By the time television came along, though, the role went to Clayton Moore, a handsome actor with an amazing voice who was, ironically, best known for playing villains in Westerns and Gangster films and serials at the time. Beginning in 1949, Clayton Moore became The Lone Ranger. His impact was so big that he would remain The Lone Ranger for the rest of his life. In fact, the studio thought him easily replaceable when he asked for more money after the second season. After all, he was never seen without a mask anyway. They hired a bland actor named John hart to play the role for one season. Then they wisely gave Moore the raise he wanted to come back.
The pivotal role of Tonto, The Lone Ranger’s “kemosabe,” went to Jay Silverheels, a Canadian actor and later an Indian activist. The pair of them visually struck one of the most perfect looks in all of TV history.
Rounding out the series was Silver, a magnificent white stallion who quickly took his place alongside the great cowboy hero horses in pop history. Silver even had his own comic book!
The actual TV adventures were simple and somewhat formulaic with Moore often being given a chance to have fun in a secondary role as a doddering old prospector character the Ranger regularly used as a disguise. These were the only times the actor was seen without a mask on the series.
More important than the writing here, though, were the characters themselves, the Masked man and his faithful Indian companion, painlessly teaching concepts of justice, friendship and right and wrong to kids everywhere.
At the height of the show’s popularity, they made the feature film. THE LONE RANGER AND THE LOST CITY OF GOLD, however, was a lower-budgeted follow-up after the series had gone off the air after its eight season run.
Moore continued to appear as the Ranger in a few guest roles, in commercials (including famously with Silverheels in Stan Freberg’s mid-sixties pizza rolls ad) and in personal appearances. Like William Boyd before him, the actor had so thoroughly embraced the ideals of the iconic role that he , for all intents and purposes, became The Lone Ranger, never appearing in any other acting role again.

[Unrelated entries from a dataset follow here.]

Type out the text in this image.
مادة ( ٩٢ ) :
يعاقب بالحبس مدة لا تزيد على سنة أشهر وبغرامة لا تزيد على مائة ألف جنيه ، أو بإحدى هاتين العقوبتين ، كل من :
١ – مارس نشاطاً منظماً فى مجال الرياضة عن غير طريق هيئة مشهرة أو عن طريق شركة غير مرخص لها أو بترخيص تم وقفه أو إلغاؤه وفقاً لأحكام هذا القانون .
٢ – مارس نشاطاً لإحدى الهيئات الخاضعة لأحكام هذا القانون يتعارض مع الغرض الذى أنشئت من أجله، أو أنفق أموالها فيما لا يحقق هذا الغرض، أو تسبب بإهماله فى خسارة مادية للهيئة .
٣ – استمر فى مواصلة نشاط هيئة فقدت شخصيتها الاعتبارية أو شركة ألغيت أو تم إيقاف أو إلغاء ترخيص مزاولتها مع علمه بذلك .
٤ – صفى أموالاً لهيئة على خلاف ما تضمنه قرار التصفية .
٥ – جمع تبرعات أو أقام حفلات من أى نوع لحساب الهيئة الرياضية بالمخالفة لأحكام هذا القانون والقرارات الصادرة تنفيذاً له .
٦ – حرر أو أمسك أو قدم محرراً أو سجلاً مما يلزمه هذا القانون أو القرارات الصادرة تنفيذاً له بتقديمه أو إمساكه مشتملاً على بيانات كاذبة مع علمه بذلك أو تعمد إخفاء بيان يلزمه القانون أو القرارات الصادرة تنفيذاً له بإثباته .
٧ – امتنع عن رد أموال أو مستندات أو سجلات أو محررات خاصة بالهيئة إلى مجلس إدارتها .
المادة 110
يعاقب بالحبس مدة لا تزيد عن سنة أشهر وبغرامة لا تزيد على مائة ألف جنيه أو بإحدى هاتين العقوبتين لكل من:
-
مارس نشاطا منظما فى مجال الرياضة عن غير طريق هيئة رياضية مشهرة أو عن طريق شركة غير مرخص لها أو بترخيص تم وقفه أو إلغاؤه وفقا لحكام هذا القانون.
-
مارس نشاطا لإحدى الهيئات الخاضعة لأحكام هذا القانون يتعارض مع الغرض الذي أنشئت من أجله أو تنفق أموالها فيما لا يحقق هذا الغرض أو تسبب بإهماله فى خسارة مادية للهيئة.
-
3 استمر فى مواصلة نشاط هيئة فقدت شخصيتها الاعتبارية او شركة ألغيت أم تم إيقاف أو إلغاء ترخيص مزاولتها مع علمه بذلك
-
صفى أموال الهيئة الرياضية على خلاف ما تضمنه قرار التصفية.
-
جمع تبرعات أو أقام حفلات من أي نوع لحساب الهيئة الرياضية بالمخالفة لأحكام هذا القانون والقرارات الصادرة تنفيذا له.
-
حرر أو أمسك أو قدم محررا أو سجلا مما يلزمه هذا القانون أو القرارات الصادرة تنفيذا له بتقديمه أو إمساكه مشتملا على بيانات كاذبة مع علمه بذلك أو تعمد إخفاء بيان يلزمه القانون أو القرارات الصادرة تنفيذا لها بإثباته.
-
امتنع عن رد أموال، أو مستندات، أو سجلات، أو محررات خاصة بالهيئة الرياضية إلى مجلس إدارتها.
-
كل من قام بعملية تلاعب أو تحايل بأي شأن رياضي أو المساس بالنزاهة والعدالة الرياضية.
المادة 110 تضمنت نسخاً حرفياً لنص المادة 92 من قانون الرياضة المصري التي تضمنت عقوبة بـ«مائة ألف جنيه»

There was a big to-do over all that in the early 1980’s when the feature film THE LEGEND OF THE LONE RANGER was coming out and Clayton Moore was hit by a cease and desist order from the trademark holders, saying he had to stop wearing the mask in public. Moore, for a time switching to mask-like Foster-Grant sunglasses, stood up to them and his by then grown Baby Boomer fans backed him up as he took it to court! There were even petitions passed around about refusing to see the new movie. I signed one and have not seen it to this very day.
In fact, if someone passes one around I may sign one saying I won’t see the seemingly misguided new Disney version in 2012—the one with Johnny Depp’s Tonto wearing a bird on his head for no apparent reason.
The best part of all of that publicity, though, was that the original TV series was revived on cable and I was finally able to see hundreds of episodes!
In the late 1990’s, I was privileged to meet Fred Foy, the announcer on both the later radio series as well as the now-classic television version. My wife and I had dinner with him one evening. Mainly, we discussed his time as announcer on THE DICK CAVETT SHOW in the sixties. The next day I got to appear on stage with him in a re-creation of a 1954 radio episode. The best part, though, was when I told him I loved the Lone Ranger so much at age 16, even though I'd never seen a lot of episodes, that I broke into my own house to watch it!